Lenders as well as borrowers were blindsided by dramatic cuts in Medicaid reimbursements last year, he said, and as a result the health-care industry faces continued downward pressure on pricing.
"A number of providers had not anticipated the changes and had built up infrastructure that couldn't handle the change," Mr. Blakely said. "Bankers have underwritten loans to them with a certain degree of expectation."
When Medicaid reimbursement was cut, many companies with high debt-service costs found themselves with a serious cash-flow problem.
But others argue that it is simplistic to blame the industry's problems on Congress.
"These situations are being blamed on Medicare completely, which is not the full story," said William Shine, executive vice president for health care at GMAC Commercial Mortgage Co., Birmingham, Ala.
Mr. Shine said some health-care industry borrowers used unsecured debt and bank loans to make acquisitions outside their core business.
"These companies leveraged up and bought a whole lot of ancillary services," he said. "It's pretty ugly out in that particular area."
There are plenty of indications that the sector will remain troubled.
Last week, Atlanta-based Mariner Post-Acute Network declared bankruptcy. Another large long-term-care network, Integrated Health Services, Sparks, Md., has failed to make interest payments on a number of its credits, including its senior debt. Some observers say they expect it to file for bankruptcy in the near future.
Regulators are keeping a close eye on health-care lending.
"Based on the data we have, the number of classified and criticized loans is disproportionately high for health care relative to health care's portion of shared credits," said David D. Gibbons, deputy comptroller for credit risk in the Office of the Comptroller of the Currency.
Merging health-care companies used too much debt to finance mergers, he said. "The consolidation of the industry has not been as well-managed as it might have been."
Still, Mr.
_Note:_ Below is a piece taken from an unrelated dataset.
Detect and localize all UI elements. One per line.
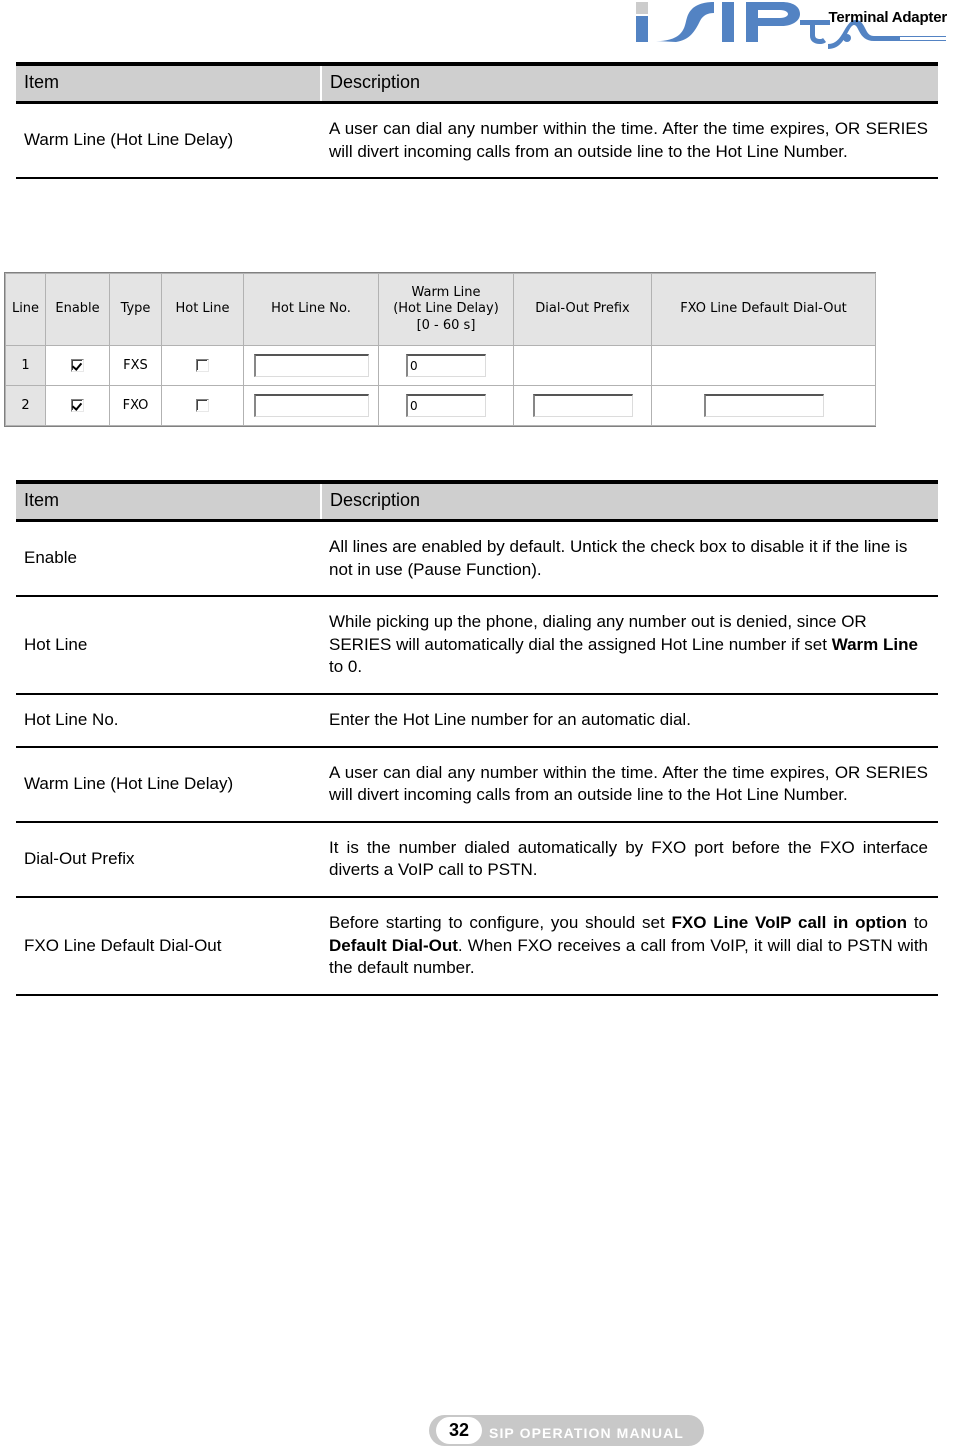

Gibbons said, "From a systemic standpoint, it's not a big piece of the whole pie. We're going to keep an eye on it. But are we disproportionately concerned about the health care sector? No."
Loans to the health-care industry represented just 1.82% of the $1.8 trillion in syndicated loans made in 1999, about $33 billion, according to the National Shared Credit Review conducted by bank and thrift regulators.
In fact, Bank of America, the country's largest syndicator of health-care loans, said in its earnings report Jan. 18 that it did not expect significant health-care-related chargeoffs in 2000.But it is clear that many lenders are skittish about their exposure to the industry.
A recent survey by Phoenix Management Services of Chadds Ford, Pa., showed widespread unease among lenders about the health-care sector. Eighty-five percent of the survey's 102 respondents said that the industry was "unattractive" as a source of loan candidates, up from 69% in the previous quarter.
"No single industry has ever reached such a low level of confidence since the survey's inception in 1995," Phoenix Management said.